Filthy Air With Less CO2

Many people who question the claims of global warming alarmists are nonetheless pleased that in the process of regulating CO2 emissions we will clean up air pollution.  They could be making a bad assumption.

If you read, for example, the text of the most recent revision of California’s Assembly Bill 32, the California Global Warming Solutions Act of 2006, you will see that the regulation of “criteria pollutants” is almost an afterthought.  Here is the heart of the bill:

“42877.  (a) On or before January 1, 2008, the state board shall adopt regulations that will reduce statewide greenhouse gas emissions to 1990 emission levels by 2020, taking into account projected reductions in greenhouse gas emissions from state agency programs not subject to this chapter. The emission limits shall be expressed in total tons of allowable emissions of greenhouse gases, expressed in carbon dioxide equivalents, and shall include all emissions of greenhouse gases from the generation of electricity delivered by load-serving entities and consumed in California, whether generated in-state or imported. The state board shall consult with air pollution control districts and air quality management districts in the development of measures for the reduction of emissions of greenhouse gases that will affect emissions of criteria pollutants from stationary sources.”
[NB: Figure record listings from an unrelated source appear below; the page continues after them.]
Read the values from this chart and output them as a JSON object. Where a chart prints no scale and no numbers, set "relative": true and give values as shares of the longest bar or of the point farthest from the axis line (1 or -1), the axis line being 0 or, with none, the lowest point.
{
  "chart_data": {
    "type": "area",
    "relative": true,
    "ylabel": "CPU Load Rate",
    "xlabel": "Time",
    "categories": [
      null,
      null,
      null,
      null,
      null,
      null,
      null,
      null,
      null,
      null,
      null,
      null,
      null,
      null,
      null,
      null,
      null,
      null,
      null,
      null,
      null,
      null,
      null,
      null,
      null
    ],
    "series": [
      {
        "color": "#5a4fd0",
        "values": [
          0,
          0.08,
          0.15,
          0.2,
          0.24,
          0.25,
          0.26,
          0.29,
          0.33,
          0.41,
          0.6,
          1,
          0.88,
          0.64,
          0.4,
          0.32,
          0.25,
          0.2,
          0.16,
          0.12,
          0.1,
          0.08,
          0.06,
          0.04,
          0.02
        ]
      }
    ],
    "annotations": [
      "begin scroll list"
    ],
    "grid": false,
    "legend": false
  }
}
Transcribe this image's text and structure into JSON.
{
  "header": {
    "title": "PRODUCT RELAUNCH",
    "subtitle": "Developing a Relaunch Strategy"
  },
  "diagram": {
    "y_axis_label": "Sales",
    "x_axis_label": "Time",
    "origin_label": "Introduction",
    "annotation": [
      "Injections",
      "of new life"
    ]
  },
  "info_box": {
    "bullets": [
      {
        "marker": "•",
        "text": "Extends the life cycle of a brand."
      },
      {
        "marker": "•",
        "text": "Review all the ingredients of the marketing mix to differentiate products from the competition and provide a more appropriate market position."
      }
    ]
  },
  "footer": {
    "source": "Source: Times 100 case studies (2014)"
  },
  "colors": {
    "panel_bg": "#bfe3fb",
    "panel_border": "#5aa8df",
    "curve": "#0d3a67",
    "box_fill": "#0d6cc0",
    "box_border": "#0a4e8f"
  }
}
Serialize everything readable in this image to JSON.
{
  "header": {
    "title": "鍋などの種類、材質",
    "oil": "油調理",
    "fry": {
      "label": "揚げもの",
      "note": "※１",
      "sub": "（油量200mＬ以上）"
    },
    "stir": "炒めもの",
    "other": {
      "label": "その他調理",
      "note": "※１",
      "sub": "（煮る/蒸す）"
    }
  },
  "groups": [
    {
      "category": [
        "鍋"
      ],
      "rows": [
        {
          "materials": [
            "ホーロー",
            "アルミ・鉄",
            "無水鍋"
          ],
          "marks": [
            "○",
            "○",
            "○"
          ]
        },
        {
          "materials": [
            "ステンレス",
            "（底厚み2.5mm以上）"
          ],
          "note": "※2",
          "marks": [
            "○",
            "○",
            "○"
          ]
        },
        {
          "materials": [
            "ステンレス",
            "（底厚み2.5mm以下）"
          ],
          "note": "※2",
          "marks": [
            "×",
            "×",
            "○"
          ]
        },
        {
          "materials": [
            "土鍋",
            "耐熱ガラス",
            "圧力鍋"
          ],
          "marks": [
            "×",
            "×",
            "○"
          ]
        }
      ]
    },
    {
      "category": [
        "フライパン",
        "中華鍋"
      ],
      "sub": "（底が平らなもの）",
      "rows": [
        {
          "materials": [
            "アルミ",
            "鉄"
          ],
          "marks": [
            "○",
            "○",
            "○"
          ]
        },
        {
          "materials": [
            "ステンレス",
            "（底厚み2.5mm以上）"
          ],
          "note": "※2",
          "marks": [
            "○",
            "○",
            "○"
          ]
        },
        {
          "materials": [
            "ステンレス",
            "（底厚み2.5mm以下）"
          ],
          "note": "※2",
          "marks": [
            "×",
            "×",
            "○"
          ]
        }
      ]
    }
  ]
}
As you can see, the final sentence of this section addresses the desire to coordinate reductions in greenhouse emissions with programs to reduce emissions of “criteria pollutants.”  But there are no targets set to reduce emissions of actual pollution, only CO2.  Is this really what we want?

Global warming is something that might be characterized as “low risk but high impact.”  Most responsible atmospheric scientists don’t believe that catastrophic global warming is likely, only that it is possible.  Read the BBC’s recent article “A Load of Hot Air?” for several examples of how global warming scenarios are being over-hyped.

What if it isn’t carbon dioxide, but deforestation and desertification that are the main causes of global warming?  One of the primary steps in models of the earth’s greenhouse effect is the absorption of solar heat by the land masses, which then is radiated into the atmosphere primarily in the form of infrared energy.  Over the past 150 years, the planet has gone from over 30 million square miles of forest to around 18 million square miles of forest.  Meanwhile deserts have increased by about 40% to around 8 million square miles.  In other words, of the 56 million square miles of land surface on earth, more than 25% of this land has been either deforested or desertified in the last 150 years!  Wouldn’t a desert absorb and radiate heat more than a forest?

Where is the political momentum to plant more trees in urban centers to mitigate the urban heat island effect?  Where is the political momentum to develop water projects to can reverse desertification, or reforestation projects on a global scale?  These projects, which are also good on their own merit, with or without global warming, deserve equal time.  And beware of any CO2 reduction schemes that don’t also require us to clean up noxious pollutants.